For Korhonen, the diversity programme involves recruiting from half of the population, women, and people from various ethnic backgrounds and personal situations.

Korhonen says Infosys has just launched a scholarship with Monash University in Australia to sponsor indigenous students who are doing IT studies. The company will also provide them with work experience. She also talks to industry groups like Women in ICT in Victoria, and to students on having a career in ICT.

Korhonen, who has been working in ICT for some 25 years, is a suitable speaker for such forums. At the University of Sydney, where she completed a dual science and chemical engineering degree, she recalls being one of just a handful of females in class. After graduation she joined IBM.

She has worked in global sourcing for IBM across the Asia Pacific. From 1985 to 2008, she lived in Australia, Singapore and China working on "huge, multi-billion dollar mega-deals that carried significant risk". This stint gave her the best possible preparation for her current role, she says.

She recalls being involved in very large deal making opportunities. "They were called megadeals and they are very binary. You win big or you lose big," says Korhonen. "Those engagements last a year or more. They were very absorbing when you don't win. It is quite a setback for you at the time," she says.
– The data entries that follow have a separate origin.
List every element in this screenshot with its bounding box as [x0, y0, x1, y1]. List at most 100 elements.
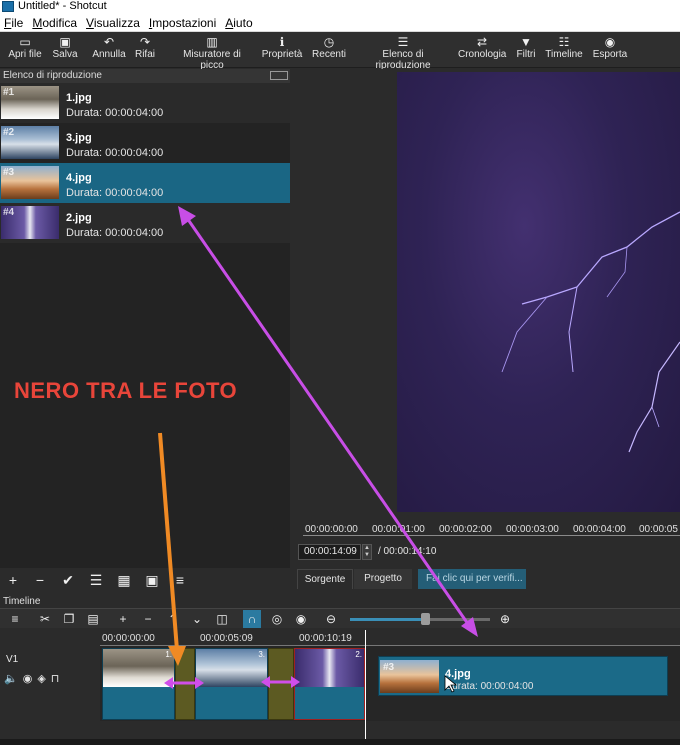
- timeline-button[interactable]: ☷ Timeline: [545, 35, 583, 60]
- lift-icon[interactable]: ⌃: [164, 610, 182, 628]
- info-icon: ℹ: [279, 35, 285, 49]
- clip-thumbnail: [196, 649, 267, 687]
- split-icon[interactable]: ◫: [213, 610, 231, 628]
- playlist-item[interactable]: #2 3.jpg Durata: 00:00:04:00: [0, 123, 290, 163]
- ripple-target-icon[interactable]: ◉: [292, 610, 310, 628]
- peak-meter-button[interactable]: ▥ Misuratore di picco: [171, 35, 253, 71]
- ruler-divider: [303, 535, 680, 536]
- copy-icon[interactable]: ❐: [60, 610, 78, 628]
- playlist-thumbnail: #1: [1, 86, 59, 119]
- track-controls: 🔈 ◉ ◈ ⊓: [4, 672, 64, 685]
- zoom-slider-handle[interactable]: [421, 613, 430, 625]
- tab-project[interactable]: Progetto: [354, 569, 412, 589]
- icons-view-icon[interactable]: ▣: [141, 571, 163, 589]
- playlist-item-selected[interactable]: #3 4.jpg Durata: 00:00:04:00: [0, 163, 290, 203]
- playlist-item-number: #2: [3, 127, 15, 138]
- open-file-button[interactable]: ▭ Apri file: [8, 35, 42, 60]
- hide-eye-icon[interactable]: ◉: [23, 673, 33, 685]
- menu-aiuto[interactable]: Aiuto: [225, 16, 252, 30]
- timecode-spinner[interactable]: ▲ ▼: [362, 544, 372, 560]
- undo-button[interactable]: ↶ Annulla: [92, 35, 126, 60]
- lock-icon[interactable]: ⊓: [51, 673, 60, 685]
- properties-button[interactable]: ℹ Proprietà: [261, 35, 303, 60]
- list-icon: ☰: [397, 35, 409, 49]
- timeline-clip[interactable]: 1.: [102, 648, 175, 720]
- playlist-list: #1 1.jpg Durata: 00:00:04:00 #2 3.jpg Du…: [0, 83, 290, 568]
- shotcut-window: Untitled* - Shotcut File Modifica Visual…: [0, 0, 680, 745]
- filters-button[interactable]: ▼ Filtri: [514, 35, 538, 60]
- timeline-label: Timeline: [545, 49, 583, 60]
- timeline-menu-icon[interactable]: ≡: [6, 610, 24, 628]
- dragged-clip[interactable]: #3 4.jpg Durata: 00:00:04:00: [378, 656, 668, 696]
- dragged-clip-duration: Durata: 00:00:04:00: [445, 681, 534, 692]
- mute-icon[interactable]: 🔈: [4, 673, 18, 685]
- playhead[interactable]: [365, 630, 366, 745]
- shotcut-app-icon: [2, 1, 14, 12]
- recent-button[interactable]: ◷ Recenti: [311, 35, 347, 60]
- redo-button[interactable]: ↷ Rifai: [134, 35, 156, 60]
- video-preview[interactable]: [397, 72, 680, 512]
- timeline-gap[interactable]: [268, 648, 294, 720]
- snap-magnet-icon[interactable]: ∩: [243, 610, 261, 628]
- export-button[interactable]: ◉ Esporta: [592, 35, 628, 60]
- cut-icon[interactable]: ✂: [36, 610, 54, 628]
- zoom-in-icon[interactable]: ⊕: [496, 610, 514, 628]
- filters-label: Filtri: [516, 49, 536, 60]
- filter-icon: ▼: [520, 35, 532, 49]
- playlist-item-duration: Durata: 00:00:04:00: [66, 187, 164, 199]
- playlist-item-name: 4.jpg: [66, 172, 92, 184]
- scrub-eye-icon[interactable]: ◎: [268, 610, 286, 628]
- update-check-icon[interactable]: ✔: [57, 571, 79, 589]
- status-strip: [0, 739, 680, 745]
- ruler-tick-label: 00:00:01:00: [372, 524, 425, 535]
- timeline-tick-label: 00:00:00:00: [102, 633, 155, 644]
- menu-visualizza[interactable]: Visualizza: [86, 16, 140, 30]
- append-icon[interactable]: +: [114, 610, 132, 628]
- timeline-clip[interactable]: 2.: [294, 648, 365, 720]
- paste-icon[interactable]: ▤: [84, 610, 102, 628]
- tiles-view-icon[interactable]: ▦: [113, 571, 135, 589]
- playlist-item[interactable]: #1 1.jpg Durata: 00:00:04:00: [0, 83, 290, 123]
- dragged-clip-number: #3: [383, 662, 395, 673]
- menu-modifica[interactable]: Modifica: [32, 16, 77, 30]
- playlist-button[interactable]: ☰ Elenco di riproduzione: [355, 35, 451, 71]
- history-label: Cronologia: [458, 49, 507, 60]
- undo-label: Annulla: [92, 49, 126, 60]
- menu-impostazioni[interactable]: Impostazioni: [149, 16, 216, 30]
- timeline-ruler[interactable]: 00:00:00:00 00:00:05:09 00:00:10:19: [100, 630, 680, 646]
- details-view-icon[interactable]: ☰: [85, 571, 107, 589]
- playlist-item[interactable]: #4 2.jpg Durata: 00:00:04:00: [0, 203, 290, 243]
- timeline-clip[interactable]: 3.: [195, 648, 268, 720]
- save-label: Salva: [52, 49, 78, 60]
- panel-float-close-icon[interactable]: [270, 71, 288, 80]
- lightning-image: [501, 211, 680, 453]
- clip-label: 1.: [165, 650, 172, 659]
- dragged-clip-name: 4.jpg: [445, 668, 471, 680]
- track-name: V1: [6, 654, 19, 665]
- undo-icon: ↶: [103, 35, 115, 49]
- timeline-gap[interactable]: [175, 648, 195, 720]
- zoom-slider[interactable]: [350, 618, 490, 621]
- save-button[interactable]: ▣ Salva: [51, 35, 79, 60]
- current-timecode-field[interactable]: 00:00:14:09: [298, 544, 361, 560]
- overwrite-icon[interactable]: ⌄: [188, 610, 206, 628]
- playlist-item-number: #3: [3, 167, 15, 178]
- verify-hint-button[interactable]: Fai clic qui per verifi...: [418, 569, 526, 589]
- composite-icon[interactable]: ◈: [37, 673, 45, 685]
- add-icon[interactable]: +: [2, 571, 24, 589]
- annotation-text: NERO TRA LE FOTO: [14, 378, 238, 403]
- track-header-v1: V1 🔈 ◉ ◈ ⊓: [0, 646, 100, 721]
- redo-label: Rifai: [134, 49, 155, 60]
- zoom-out-icon[interactable]: ⊖: [322, 610, 340, 628]
- ripple-delete-icon[interactable]: −: [139, 610, 157, 628]
- history-button[interactable]: ⇄ Cronologia: [458, 35, 506, 60]
- playlist-thumbnail: #4: [1, 206, 59, 239]
- playlist-menu-icon[interactable]: ≡: [169, 571, 191, 589]
- menu-file[interactable]: File: [4, 16, 23, 30]
- timeline-tick-label: 00:00:05:09: [200, 633, 253, 644]
- timeline-icon: ☷: [558, 35, 570, 49]
- remove-icon[interactable]: −: [29, 571, 51, 589]
- tab-source[interactable]: Sorgente: [297, 569, 353, 589]
- total-timecode: / 00:00:14:10: [378, 546, 437, 557]
- window-titlebar: Untitled* - Shotcut: [0, 0, 680, 14]
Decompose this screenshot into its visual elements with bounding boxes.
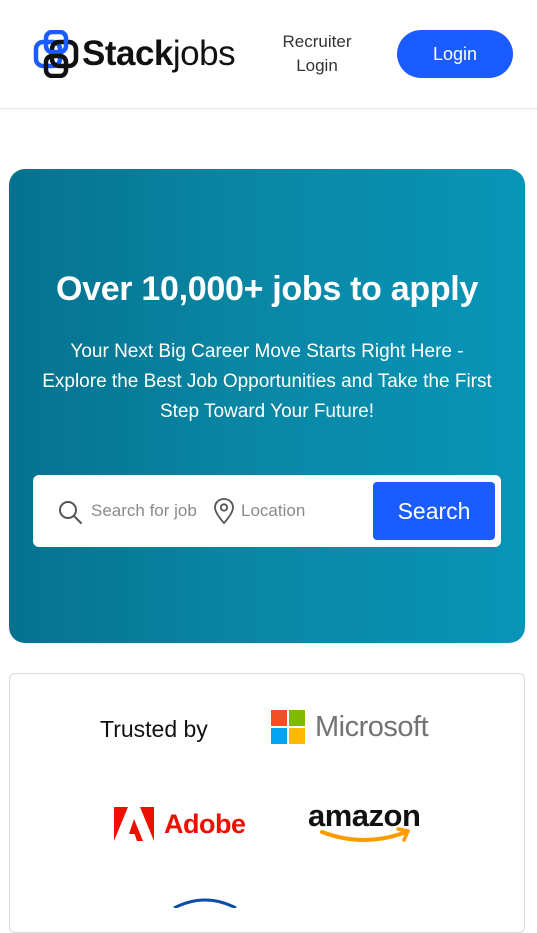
microsoft-windows-icon	[271, 710, 305, 744]
logo-text-bold: Stack	[82, 34, 173, 73]
job-search-bar: Search	[33, 475, 501, 547]
location-input[interactable]	[241, 497, 361, 525]
logo-wordmark: Stackjobs	[82, 30, 236, 78]
stackjobs-logo-icon	[33, 30, 79, 78]
login-button[interactable]: Login	[397, 30, 513, 78]
trusted-by-label: Trusted by	[100, 716, 208, 742]
microsoft-logo: Microsoft	[271, 710, 429, 744]
recruiter-login-line1: Recruiter	[282, 32, 352, 51]
logo-text-light: jobs	[172, 34, 236, 73]
search-button[interactable]: Search	[373, 482, 495, 540]
adobe-wordmark: Adobe	[164, 808, 246, 839]
amazon-logo: amazon	[308, 798, 432, 844]
search-icon	[59, 501, 82, 524]
partial-company-logo	[173, 898, 237, 908]
site-header: Stackjobs Recruiter Login Login	[0, 0, 537, 109]
hero-subtitle: Your Next Big Career Move Starts Right H…	[42, 341, 492, 422]
location-pin-icon	[214, 498, 234, 525]
adobe-a-icon	[114, 807, 154, 841]
hero-title: Over 10,000+ jobs to apply	[55, 270, 479, 308]
hero-banner: Over 10,000+ jobs to apply Your Next Big…	[9, 169, 525, 643]
microsoft-wordmark: Microsoft	[315, 710, 429, 743]
amazon-smile-icon	[320, 827, 410, 842]
recruiter-login-link[interactable]: Recruiter Login	[272, 30, 362, 78]
job-search-input[interactable]	[91, 497, 203, 525]
recruiter-login-line2: Login	[296, 56, 338, 75]
adobe-logo: Adobe	[114, 807, 246, 841]
stackjobs-logo[interactable]: Stackjobs	[32, 30, 236, 78]
trusted-by-section: Trusted by Microsoft Adobe amazon	[9, 673, 525, 933]
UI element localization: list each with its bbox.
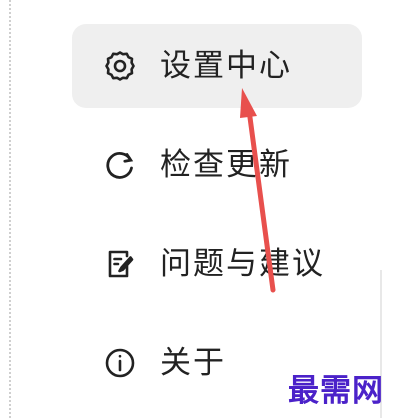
site-watermark: 最需网 xyxy=(288,373,384,409)
menu-item-label: 关于 xyxy=(160,344,226,381)
info-icon xyxy=(102,345,138,381)
refresh-icon xyxy=(102,147,138,183)
menu-item-label: 问题与建议 xyxy=(160,245,325,282)
menu-item-settings-center[interactable]: 设置中心 xyxy=(72,24,362,108)
screenshot-stage: 设置中心 检查更新 问题与建议 关于 最需网 xyxy=(0,0,402,418)
menu-item-feedback[interactable]: 问题与建议 xyxy=(72,222,362,306)
gear-icon xyxy=(102,48,138,84)
menu-item-label: 设置中心 xyxy=(160,47,292,84)
feedback-edit-icon xyxy=(102,246,138,282)
menu-item-check-update[interactable]: 检查更新 xyxy=(72,123,362,207)
settings-dropdown-menu: 设置中心 检查更新 问题与建议 关于 xyxy=(72,24,362,405)
menu-item-label: 检查更新 xyxy=(160,146,292,183)
left-dotted-border xyxy=(9,0,11,418)
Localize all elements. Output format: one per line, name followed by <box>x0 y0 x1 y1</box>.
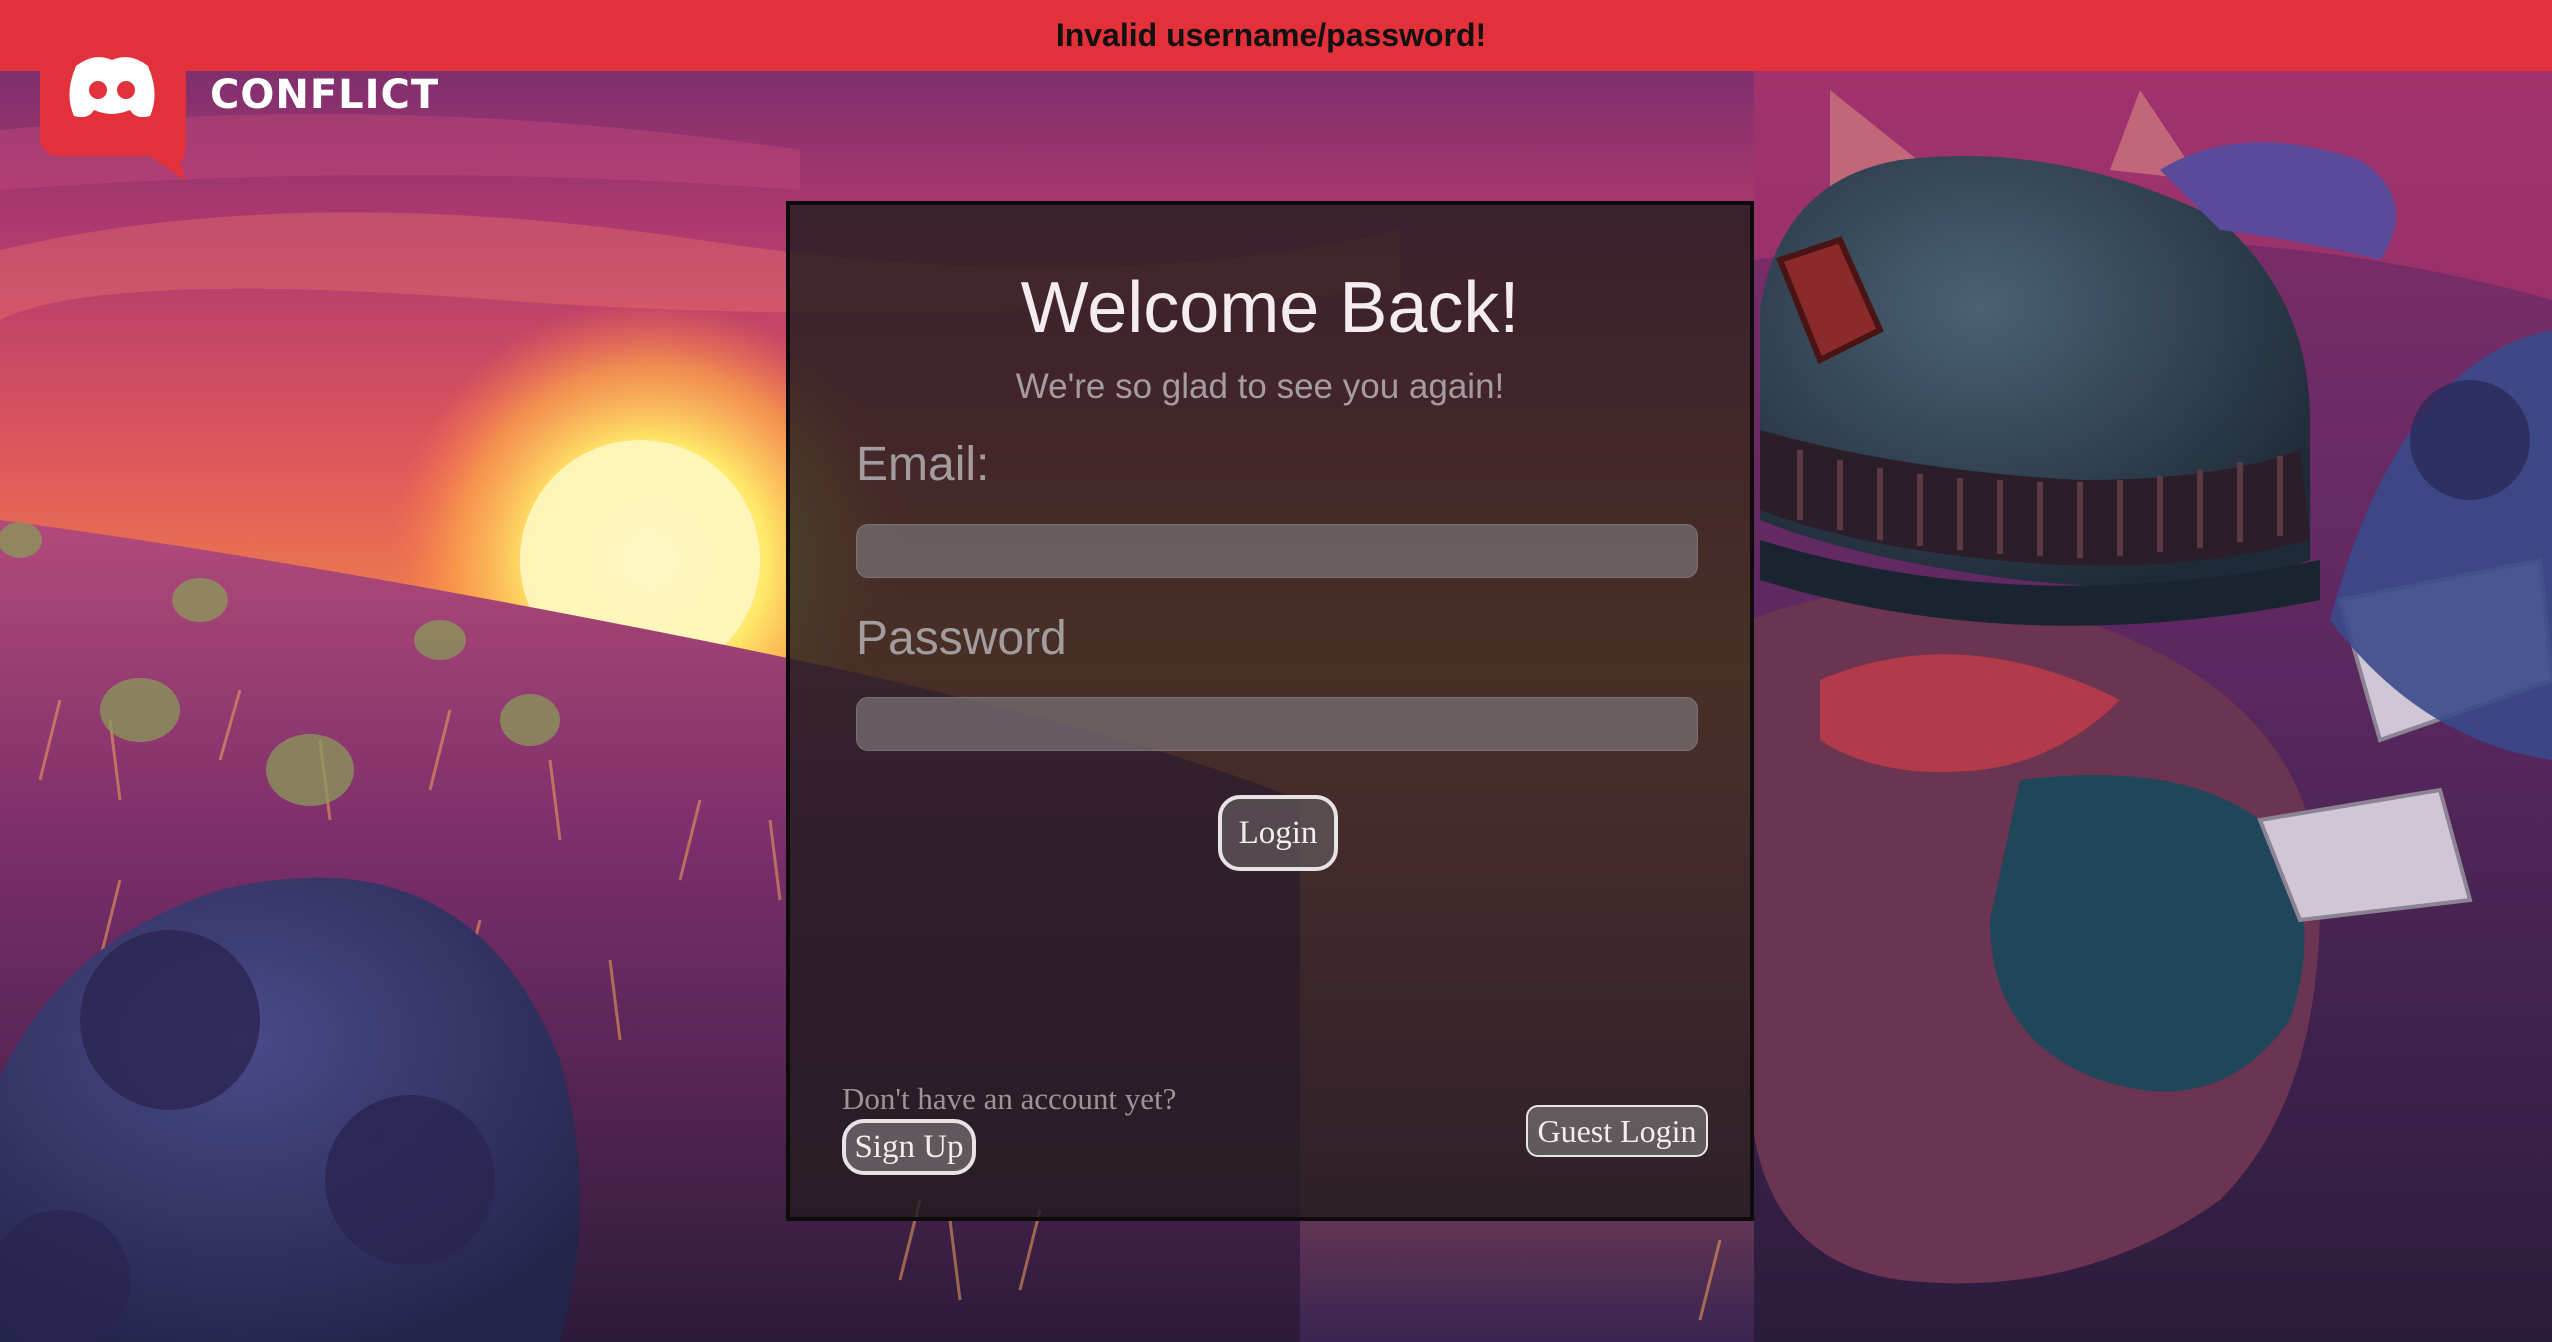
password-label: Password <box>856 612 1067 665</box>
brand-name[interactable]: CONFLICT <box>210 72 439 118</box>
signup-button[interactable]: Sign Up <box>842 1119 976 1175</box>
email-label: Email: <box>856 438 990 491</box>
signup-prompt: Don't have an account yet? <box>842 1081 1177 1116</box>
email-field[interactable] <box>856 524 1698 578</box>
welcome-title: Welcome Back! <box>1020 268 1520 348</box>
welcome-subtitle: We're so glad to see you again! <box>1015 367 1505 406</box>
game-controller-chat-bubble-icon[interactable] <box>40 16 186 181</box>
login-button[interactable]: Login <box>1218 795 1338 871</box>
error-banner: Invalid username/password! <box>0 0 2552 71</box>
password-field[interactable] <box>856 697 1698 751</box>
error-message: Invalid username/password! <box>1055 17 1487 53</box>
login-card: Welcome Back! We're so glad to see you a… <box>786 201 1754 1221</box>
guest-login-button[interactable]: Guest Login <box>1526 1105 1708 1157</box>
"Personally it helps to become a bit more resilient. Over anyone's career there are good things and setbacks that happen. The people who have long lasting careers are the ones who can take those setbacks, learn from them, and keep going and not let them become absorbed by the disappointment."

This resiliency can be traced to her background as a professional tennis player in her teens. "Sport teaches good lessons that are relevant in other parts of your life," says Korhonen who competed in the European circuit.

Two strategies helped her rise through the ranks.

The first, she says, was to put in the hard yards into any role she took on, and second is she asked to work in a business area that the company has targeted for growth.

"You have to be committed to whatever role you have at the time. You have to be the sort person who will be prepared to accept setbacks and keep going."

Another insight she gives that worked for her as she forged a career in the ICT supplier and vendor side, is putting yourself into the strategic areas of the business, a new business area or one targeted for growth. "That is where the investment will come, where you will get noticed by the CEO and where they will put the business in the future."

"You have to position yourself at the forefront of where your company wants to go," says Korhonen. "This opportunity lies maybe in assignments overseas, in different cultures.

"The industry is increasingly becoming global and I think an individual's ability to work cross culturally and to be able to pick up ways of doing business in different countries, and understand some of the nuances of that culture, is an important skill."

Working in a global organisation is also useful as she has an international network of colleagues. They share what is happening in their marketplace and emerging trends. "They give me different perspectives on where the industry is going."

Those who are developing a career in ICT should expect a lot of changes, she says. "If anything, the rate of change is going to accelerate... Many of the jobs that will need to be done 10 years from now don't even exist today. Be prepared to keep updating your skills, be prepared for the industry to change around you very rapidly and be flexible."